A simply newbie question about ndiff

Sun Apr 28 21:49:25 EDT 2002

[Neville Franks]
> Well believe it or not but there are quite a few people using ED that
> have source files in excess of 70K [lines]. Not something I would
> advocate but ...
>
> On a more serious note I do have folks who compare large'ish data
> (ascii text) files. These are typically dumps of some sort. Apart from
> being large they can also get less than optimal results as they can
> have large numbers of repeated lines which throws my diff out.

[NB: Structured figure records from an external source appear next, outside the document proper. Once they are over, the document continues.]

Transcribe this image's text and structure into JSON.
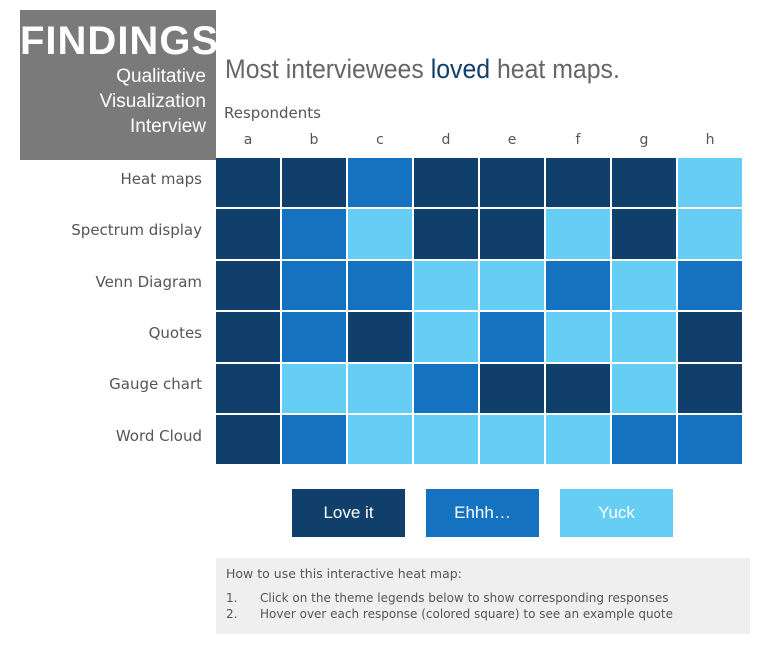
{
  "header": {
    "findings": "FINDINGS",
    "sub1": "Qualitative",
    "sub2": "Visualization",
    "sub3": "Interview",
    "headline_pre": "Most interviewees ",
    "headline_accent": "loved",
    "headline_post": " heat maps."
  },
  "colors": {
    "love": "#0f3f6a",
    "ehhh": "#1572c0",
    "yuck": "#66cef5",
    "accent": "#0f3f6a"
  },
  "chart_data": {
    "type": "heatmap",
    "title": "Most interviewees loved heat maps.",
    "xlabel": "Respondents",
    "x": [
      "a",
      "b",
      "c",
      "d",
      "e",
      "f",
      "g",
      "h"
    ],
    "y": [
      "Heat maps",
      "Spectrum display",
      "Venn Diagram",
      "Quotes",
      "Gauge chart",
      "Word Cloud"
    ],
    "categories": [
      "Love it",
      "Ehhh…",
      "Yuck"
    ],
    "values": [
      [
        "Love it",
        "Love it",
        "Ehhh…",
        "Love it",
        "Love it",
        "Love it",
        "Love it",
        "Yuck"
      ],
      [
        "Love it",
        "Ehhh…",
        "Yuck",
        "Love it",
        "Love it",
        "Yuck",
        "Love it",
        "Yuck"
      ],
      [
        "Love it",
        "Ehhh…",
        "Ehhh…",
        "Yuck",
        "Yuck",
        "Ehhh…",
        "Yuck",
        "Ehhh…"
      ],
      [
        "Love it",
        "Ehhh…",
        "Love it",
        "Yuck",
        "Ehhh…",
        "Yuck",
        "Yuck",
        "Love it"
      ],
      [
        "Love it",
        "Yuck",
        "Yuck",
        "Ehhh…",
        "Love it",
        "Love it",
        "Yuck",
        "Love it"
      ],
      [
        "Love it",
        "Ehhh…",
        "Yuck",
        "Yuck",
        "Yuck",
        "Yuck",
        "Ehhh…",
        "Ehhh…"
      ]
    ]
  },
  "legend": [
    {
      "label": "Love it",
      "key": "love"
    },
    {
      "label": "Ehhh…",
      "key": "ehhh"
    },
    {
      "label": "Yuck",
      "key": "yuck"
    }
  ],
  "howto": {
    "title": "How to use this interactive heat map:",
    "items": [
      {
        "num": "1.",
        "text": "Click on the theme legends below to show corresponding responses"
      },
      {
        "num": "2.",
        "text": "Hover over each response (colored square) to see an example quote"
      }
    ]
  }
}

I just checked in a new version of difflib.py's SequenceMatcher class that
does a dynamic analysis of which elements are so frequently repeated as to
constitute noise.  The innermost matching loop can skip those at first, and
that can yield an enormous speedup.  It looks much more effective than the
current IS_LINE_JUNK gimmick.  For example, I took a 100K-line C source
file, made a copy, changed a line in the middle, and it took less than 15
seconds to do the get_opcodes() bit, including the time to read the files
and break them into lines.  I still doubt it would be a heck of a lot faster
in C++, because this mostly exercises the speed of dicts, and Python's
string dicts are extremely efficient.  I can easily imagine it running much
slower in C++, though!

> I've organized a copy of ED for you to play with and would be
> interested to hear what you think of it's Diff capabilities. ED
> doesn't have Python support just yet, but it is planned. It does
> support some 34+ languages though. A Free Trial is available at
> www.getsoft.com for anyone else who may be interested.

Thanks!  I got around to grabbing a copy last night but haven't had time to
play with it yet.  I can testify that it installed without a hitch <wink>.